Lincsbear saidThe British people have not forgotten the disasters in Afghanistan and Iraq, and how they were misled, panicked, and rushed to conflict by the 'something must be done' arguments of the pro-war lobby.
They will not vote for another war soon, though I`m sure all sorts of political maneuverings and propaganda are afoot.
I cant speak for All Americans but the few who do pay attention remember how Tony Blair twisted CLinton's arm to agree to ground troops in the Kosovo war.
England has sort of cosigned its irrelevancy in this manner. It is rather shameful in my mind because the whole middle east problem has British lineage.
From what I`ve heard, the American people have much the same view as the British over any possible intervention in Syria. Whether your politicians can lead an unwilling country to war remains to be seen.
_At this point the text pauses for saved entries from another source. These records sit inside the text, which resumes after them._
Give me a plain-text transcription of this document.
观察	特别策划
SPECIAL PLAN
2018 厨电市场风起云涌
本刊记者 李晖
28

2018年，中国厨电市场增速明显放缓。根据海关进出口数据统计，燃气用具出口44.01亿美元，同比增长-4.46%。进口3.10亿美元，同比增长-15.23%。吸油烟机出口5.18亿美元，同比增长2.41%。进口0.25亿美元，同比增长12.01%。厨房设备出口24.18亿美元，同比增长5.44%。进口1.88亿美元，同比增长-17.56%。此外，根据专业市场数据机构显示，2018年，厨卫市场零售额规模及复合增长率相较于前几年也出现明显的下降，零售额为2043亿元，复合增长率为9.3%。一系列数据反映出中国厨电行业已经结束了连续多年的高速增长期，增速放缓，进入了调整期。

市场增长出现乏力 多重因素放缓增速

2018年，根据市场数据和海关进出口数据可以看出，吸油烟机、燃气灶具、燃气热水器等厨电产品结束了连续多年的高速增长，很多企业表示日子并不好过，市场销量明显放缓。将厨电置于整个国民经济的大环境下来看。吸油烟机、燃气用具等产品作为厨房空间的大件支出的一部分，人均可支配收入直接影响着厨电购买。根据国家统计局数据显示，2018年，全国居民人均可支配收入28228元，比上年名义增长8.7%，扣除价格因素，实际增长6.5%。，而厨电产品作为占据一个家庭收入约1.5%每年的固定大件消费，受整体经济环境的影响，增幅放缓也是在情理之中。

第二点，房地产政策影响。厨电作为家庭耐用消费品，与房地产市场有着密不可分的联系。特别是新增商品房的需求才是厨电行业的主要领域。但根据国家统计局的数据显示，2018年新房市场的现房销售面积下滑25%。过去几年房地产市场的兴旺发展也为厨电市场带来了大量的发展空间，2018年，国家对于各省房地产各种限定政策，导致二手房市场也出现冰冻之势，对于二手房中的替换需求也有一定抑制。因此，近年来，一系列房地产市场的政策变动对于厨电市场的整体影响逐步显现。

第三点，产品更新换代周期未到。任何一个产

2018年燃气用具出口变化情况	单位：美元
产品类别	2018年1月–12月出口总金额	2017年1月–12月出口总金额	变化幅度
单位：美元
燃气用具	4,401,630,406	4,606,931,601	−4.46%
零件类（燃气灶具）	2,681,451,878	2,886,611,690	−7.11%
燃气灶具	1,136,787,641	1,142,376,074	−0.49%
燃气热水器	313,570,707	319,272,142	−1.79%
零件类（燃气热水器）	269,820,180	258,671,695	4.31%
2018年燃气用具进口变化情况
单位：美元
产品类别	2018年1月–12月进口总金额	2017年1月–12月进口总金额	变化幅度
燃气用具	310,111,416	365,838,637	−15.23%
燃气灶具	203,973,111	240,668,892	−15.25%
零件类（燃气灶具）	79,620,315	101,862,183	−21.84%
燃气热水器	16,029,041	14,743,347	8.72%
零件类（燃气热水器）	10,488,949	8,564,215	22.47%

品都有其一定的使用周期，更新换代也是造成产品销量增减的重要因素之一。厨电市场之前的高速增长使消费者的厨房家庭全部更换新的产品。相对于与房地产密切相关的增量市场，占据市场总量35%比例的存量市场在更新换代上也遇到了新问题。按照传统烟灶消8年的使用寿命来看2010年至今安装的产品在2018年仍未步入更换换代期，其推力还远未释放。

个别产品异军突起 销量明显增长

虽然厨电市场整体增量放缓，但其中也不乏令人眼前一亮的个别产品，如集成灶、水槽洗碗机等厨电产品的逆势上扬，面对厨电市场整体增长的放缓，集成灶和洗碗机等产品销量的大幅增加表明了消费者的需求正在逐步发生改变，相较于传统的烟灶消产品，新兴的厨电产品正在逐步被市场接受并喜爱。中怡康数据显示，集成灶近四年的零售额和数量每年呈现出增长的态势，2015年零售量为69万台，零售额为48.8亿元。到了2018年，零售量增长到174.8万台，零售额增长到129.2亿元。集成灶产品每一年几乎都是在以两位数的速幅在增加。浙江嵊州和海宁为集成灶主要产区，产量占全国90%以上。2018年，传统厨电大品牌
The way British politicians have pushed the military strike option in Syria recently and then expected the parliament and people to just rubber stamp the decision has backfired on them; one reason for the vote in the House of Commons. The talk of possibly bypassing the UN further alienated the British people.
They are seriously out of touch with the people, and have presumed too much. Nor do Cameron and his government have the courage or authority(failure to win the last General Election outright)to make the case for even a 'punitive' strike against Syria. The warnings given in the run up to the Iraq war about how this will make future interventions, however well justified, nigh but impossible, were disregarded, and so here we are, caught in a terrible dilemma between an attack fraught with unknown consequences, and long drawn out uncertain diplomacy that appears to condone the use of chemical weapons.